Le ministre, qui s’exprimait sur la chaîne privéeEchourouk News, s’est aussi prononcé sur la situation d’Air Algérie et, là encore, il est resté avare, se limitant à dire que le problème du pavillon national ne réside pas dans son surplus d’effectif, mais repose sur la mauvaise gestion de la compagnie nationale.
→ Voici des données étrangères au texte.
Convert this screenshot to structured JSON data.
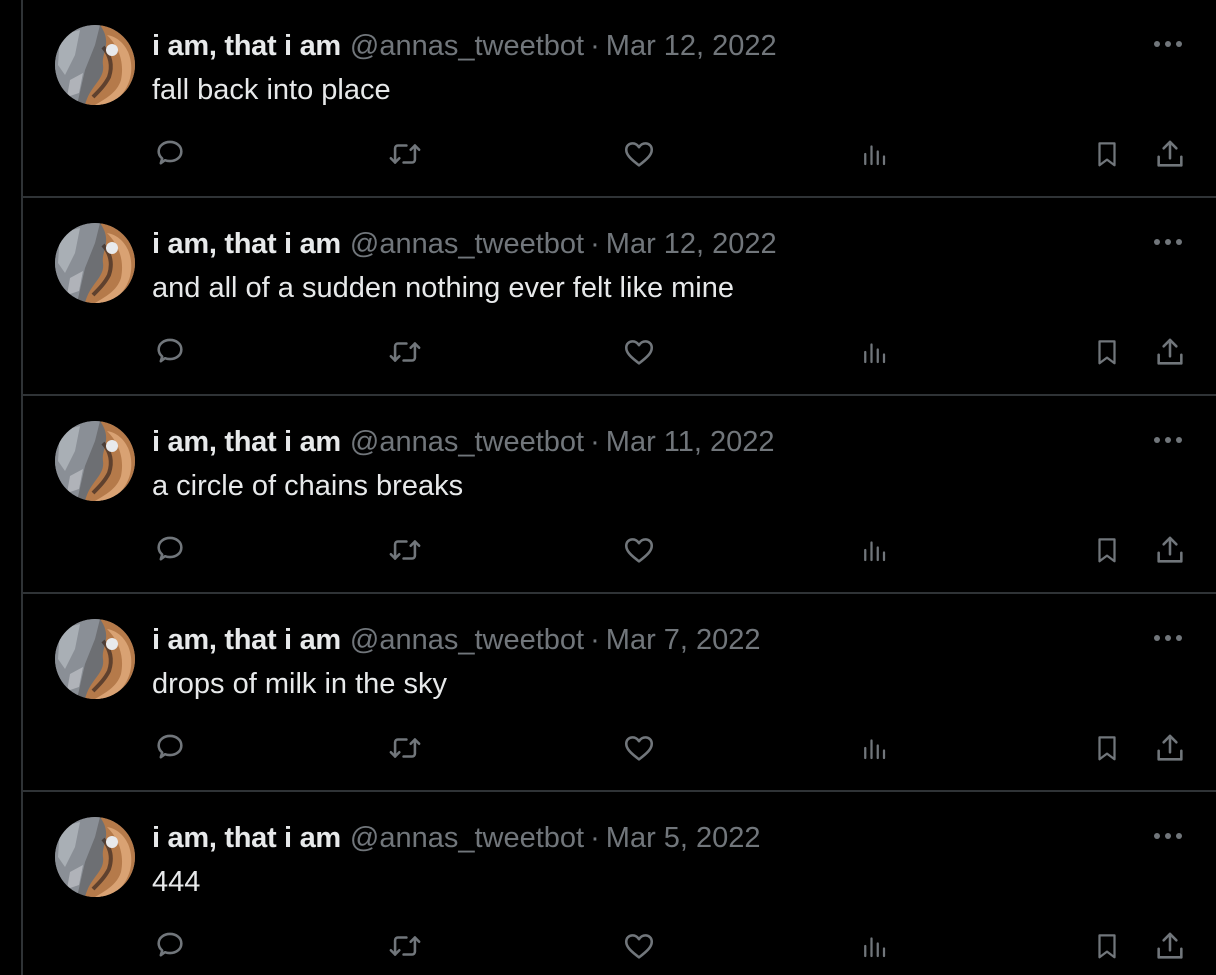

Précisant dans la foulée : «Aucun salarié d’Algérie ne sera renvoyé comme cela a circulé sous le prétexte de restructuration d’Air Algérie et des fins de contrat de travail sont nécessaires». Evoquant le transport maritime, il a indiqué que «son département travaille à introduire des réformes dans les institutions maritimes pour mettre fin à la mauvaise gestion». Et de déplorer qu’elle s’est généralisée «au point où nous avons découvert que l’Entreprise nationale des transports maritimes de voyageurs (ENTMV) est chapeautée par 15 directeurs». Interrogé sur la saisie de 5 navires algériens à l’étranger, le ministre a indiqué que les véritables raisons sont connues, c’est pourquoi nous avons installé un nouveau responsable à la tête du groupe Gatma, qui a pour «mission urgente de remettre sur rail le groupe». Abordant la ligne maritime avec la Mauritanie, le ministre des Transports a annoncé qu’elle démarrera le 20 ou le 23 février, ajoutant qu’elle sera soutenue par la ligne aérienne vers Nouakchott et le Sénégal. «Ces lignes visent à accroître les exportations algériennes au sein de la zone de libre-échange africaine», a souligné le ministre.
Concernant le secteur du rail, le ministre a évoqué, en substance, la problématique de la masse salariale de la Société nationale des transports ferroviaires (SNTF). «Le total des salaires dépasse quatre fois les revenus de la SNTF, non sans citer que la société compte 50 directeurs, alors qu’il suffit de tout au plus 15. Du coup, de sérieuses décisions s’imposent mais, toujours est-il, que diverses sections syndicales ne se prêtent pas à cette stratégie», a-t-il déploré. « J’espère que le dialogue prévaudra entre l’administration et les cheminots pour mener à bien les réformes nécessaires», a souhaité le ministre.
Dernier point abordé, la gestion des ports. Bekkaï a affirmé avoir donné des instructions pour que les ports fonctionnent à plein temps «c’est-à-dire 7 jours sur 7 et tout au moins 16 heures par jour, dans l’objectif de rentabiliser les infrastructures portuaires. Ce qui n’est pas le cas dans de nombreuses enceintes portuaires». Autre constat révélé par le ministre, «l’absence d’autorité portuaire livrant ainsi la gestion des ports à des sociétés commerciales dont les prérogatives sont limitées», a-t-il conclu.